What happens if I would remove databases

Hi guys I just got a lovely error today:
2022-09-08T10:09:35.950+0200 FATAL Unrecoverable error {“error”: “Error starting master database on storagenode: database: piece_expiration opening file "D:\\piece_expiration.db" failed: disk I/O error: The file or directory is corrupted and unreadable.\n\tstorj.io/storj/storagenode/storagenodedb.(*DB).openDatabase:324\n\tstorj.io/storj/storagenode/storagenodedb.(*DB).openExistingDatabase:306\n\tstorj.io/storj/storagenode/storagenodedb.(*DB).openDatabases:281\n\tstorj.io/storj/storagenode/storagenodedb.OpenExisting:248\n\tmain.cmdRun:193\n\tstorj.io/private/process.cleanup.func1.4:378\n\tstorj.io/private/process.cleanup.func1:396\n\tgithub.com/spf13/cobra.(*Command).execute:852\n\tgithub.com/spf13/cobra.(*Command).ExecuteC:960\n\tgithub.com/spf13/cobra.(*Command).Execute:897\n\tstorj.io/private/process.ExecWithCustomConfigAndLogger:93\n\tstorj.io/private/process.ExecWithCustomConfig:75\n\tstorj.io/private/process.Exec:65\n\tmain.(*service).Execute.func1:61\n\tgolang.org/x/sync/errgroup.(*Group).Go.func1:57”, “errorVerbose”: “Error starting master database on storagenode: database: piece_expiration opening file "D:\\piece_expiration.db" failed: disk I/O error: The file or directory is corrupted and unreadable.\n\tstorj.io/storj/storagenode/storagenodedb.(*DB).openDatabase:324\n\tstorj.io/storj/storagenode/storagenodedb.(*DB).openExistingDatabase:306\n\tstorj.io/storj/storagenode/storagenodedb.(*DB).openDatabases:281\n\tstorj.io/storj/storagenode/storagenodedb.OpenExisting:248\n\tmain.cmdRun:193\n\tstorj.io/private/process.cleanup.func1.4:378\n\tstorj.io/private/process.cleanup.func1:396\n\tgithub.com/spf13/cobra.(*Command).execute:852\n\tgithub.com/spf13/cobra.(*Command).ExecuteC:960\n\tgithub.com/spf13/cobra.(*Command).Execute:897\n\tstorj.io/private/process.ExecWithCustomConfigAndLogger:93\n\tstorj.io/private/process.ExecWithCustomConfig:75\n\tstorj.io/private/process.Exec:65\n\tmain.(*service).Execute.func1:61\n\tgolang.org/x/sync/errgroup.(*Group).Go.func1:57\n\tmain.cmdRun:195\n\tstorj.io/private/process.cleanup.func1.4:378\n\tstorj.io/private/process.cleanup.func1:396\n\tgithub.com/spf13/cobra.(*Command).execute:852\n\tgithub.com/spf13/cobra.(*Command).ExecuteC:960\n\tgithub.com/spf13/cobra.(*Command).Execute:897\n\tstorj.io/private/process.ExecWithCustomConfigAndLogger:93\n\tstorj.io/private/process.ExecWithCustomConfig:75\n\tstorj.io/private/process.Exec:65\n\tmain.(*service).Execute.func1:61\n\tgolang.org/x/sync/errgroup.(*Group).Go.func1:57”}

The VM crashed today and was unreachable via RDP and via Virtual monitor. so I had to hard power off, after power on this error came up.
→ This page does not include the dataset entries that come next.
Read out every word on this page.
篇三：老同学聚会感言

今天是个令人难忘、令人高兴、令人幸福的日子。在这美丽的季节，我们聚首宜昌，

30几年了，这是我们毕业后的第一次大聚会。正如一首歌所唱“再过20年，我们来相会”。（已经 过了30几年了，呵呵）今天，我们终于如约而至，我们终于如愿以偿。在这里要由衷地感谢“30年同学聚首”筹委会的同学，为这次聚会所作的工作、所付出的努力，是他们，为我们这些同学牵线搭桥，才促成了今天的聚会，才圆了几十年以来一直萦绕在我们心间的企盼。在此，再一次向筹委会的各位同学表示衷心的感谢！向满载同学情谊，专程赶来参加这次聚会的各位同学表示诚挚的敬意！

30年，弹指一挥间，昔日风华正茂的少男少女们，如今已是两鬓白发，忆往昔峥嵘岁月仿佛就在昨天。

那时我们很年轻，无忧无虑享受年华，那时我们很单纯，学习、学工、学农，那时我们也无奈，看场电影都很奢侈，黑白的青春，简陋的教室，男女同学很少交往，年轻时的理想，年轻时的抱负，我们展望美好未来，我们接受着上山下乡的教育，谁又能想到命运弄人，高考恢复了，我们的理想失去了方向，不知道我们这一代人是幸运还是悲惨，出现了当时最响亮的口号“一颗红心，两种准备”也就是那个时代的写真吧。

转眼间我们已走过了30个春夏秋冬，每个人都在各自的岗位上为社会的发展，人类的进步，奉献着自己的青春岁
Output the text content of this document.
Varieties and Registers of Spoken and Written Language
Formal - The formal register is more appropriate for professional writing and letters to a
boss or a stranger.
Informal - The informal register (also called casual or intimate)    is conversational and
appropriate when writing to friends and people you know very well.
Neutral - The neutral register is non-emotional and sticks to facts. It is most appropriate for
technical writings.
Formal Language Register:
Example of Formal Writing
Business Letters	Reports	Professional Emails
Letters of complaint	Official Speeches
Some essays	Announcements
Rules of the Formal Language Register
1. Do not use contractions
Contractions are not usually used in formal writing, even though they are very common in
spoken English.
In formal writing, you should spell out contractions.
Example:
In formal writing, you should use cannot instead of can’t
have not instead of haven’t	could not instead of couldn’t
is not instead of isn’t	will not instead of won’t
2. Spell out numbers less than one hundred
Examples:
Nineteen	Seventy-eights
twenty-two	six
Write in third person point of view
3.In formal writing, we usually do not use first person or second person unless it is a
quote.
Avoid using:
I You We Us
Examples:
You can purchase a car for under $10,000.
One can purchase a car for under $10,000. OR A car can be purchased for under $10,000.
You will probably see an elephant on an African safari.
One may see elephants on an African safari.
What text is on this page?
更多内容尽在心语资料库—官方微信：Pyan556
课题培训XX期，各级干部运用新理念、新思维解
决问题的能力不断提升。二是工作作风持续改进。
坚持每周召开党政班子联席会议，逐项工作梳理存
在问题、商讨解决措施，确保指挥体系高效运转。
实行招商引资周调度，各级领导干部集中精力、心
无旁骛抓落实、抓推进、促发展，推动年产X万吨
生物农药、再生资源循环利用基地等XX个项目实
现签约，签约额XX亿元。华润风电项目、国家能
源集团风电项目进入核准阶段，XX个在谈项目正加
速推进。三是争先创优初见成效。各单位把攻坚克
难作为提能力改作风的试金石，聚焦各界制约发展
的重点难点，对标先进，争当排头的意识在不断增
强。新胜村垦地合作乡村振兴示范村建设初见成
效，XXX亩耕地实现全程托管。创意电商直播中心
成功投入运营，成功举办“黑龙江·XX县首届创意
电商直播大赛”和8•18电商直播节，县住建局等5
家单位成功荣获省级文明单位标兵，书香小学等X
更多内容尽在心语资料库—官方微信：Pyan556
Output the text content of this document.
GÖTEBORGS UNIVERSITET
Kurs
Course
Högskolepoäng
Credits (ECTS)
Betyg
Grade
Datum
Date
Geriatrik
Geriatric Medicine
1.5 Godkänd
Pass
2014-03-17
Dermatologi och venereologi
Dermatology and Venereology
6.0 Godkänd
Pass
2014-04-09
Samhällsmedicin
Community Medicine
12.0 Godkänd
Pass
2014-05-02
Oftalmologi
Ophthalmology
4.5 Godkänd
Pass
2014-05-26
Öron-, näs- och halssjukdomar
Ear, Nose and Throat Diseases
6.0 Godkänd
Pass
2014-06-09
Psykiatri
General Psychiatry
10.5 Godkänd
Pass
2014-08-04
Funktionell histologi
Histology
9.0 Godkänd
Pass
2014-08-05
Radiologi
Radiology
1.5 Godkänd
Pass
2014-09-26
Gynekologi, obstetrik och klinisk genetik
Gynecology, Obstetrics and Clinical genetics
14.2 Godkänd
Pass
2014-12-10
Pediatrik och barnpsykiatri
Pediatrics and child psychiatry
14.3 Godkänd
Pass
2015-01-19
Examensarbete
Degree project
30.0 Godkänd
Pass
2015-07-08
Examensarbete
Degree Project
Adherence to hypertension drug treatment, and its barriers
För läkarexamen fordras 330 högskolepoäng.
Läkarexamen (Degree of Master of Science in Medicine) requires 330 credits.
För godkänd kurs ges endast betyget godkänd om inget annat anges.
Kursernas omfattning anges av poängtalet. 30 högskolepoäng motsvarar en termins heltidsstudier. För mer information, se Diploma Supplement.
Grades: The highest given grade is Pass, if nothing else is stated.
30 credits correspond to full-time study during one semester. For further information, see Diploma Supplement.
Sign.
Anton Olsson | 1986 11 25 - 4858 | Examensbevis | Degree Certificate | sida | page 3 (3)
Im wondering as after deleting the Databases, storj recreates them. if I delete them and the are remade will the node function or will it get DQ, do the databases hold sth Important?

Thanks

You can do that eventually, but try fixing the file system issue first. Stop the node and run chkdsk on the HDD.

3 Likes

You can also follow this article to recreate only corrupted database (if that’s the case): https://support.storj.io/hc/en-us/articles/4403032417044-How-to-fix-database-file-is-not-a-database-error , but better to fix the filesystem first.

1 Like

I have never been DQ for deleting the db, wal and shm files and I have done it several times due powercuts and failing disks

Several times? What kind of setup did that to you? I’ve got several nodes for 2 years and haven’t lost a single database file yet. Had some power cuts in the meantime.

2 Likes

So my question now that I’m waiting for the disk to get scanned, what do the databases hold. I never investigated that it is more just a curiosity.

They mostly hold data for reporting on the dashboard. Things like bandwidth used, storage used and payout info. They used to hold piece metadata, but that has been moved to the pieces themselves. So it’s all non-critical right now. I believe the only remaining db with a function to the operation of the node is the piece expiration db, which holds expiration dates for pieces. Losing that means your node doesn’t immediately remove expired pieces. However, those pieces will eventually be cleaned up by garbage collection as well.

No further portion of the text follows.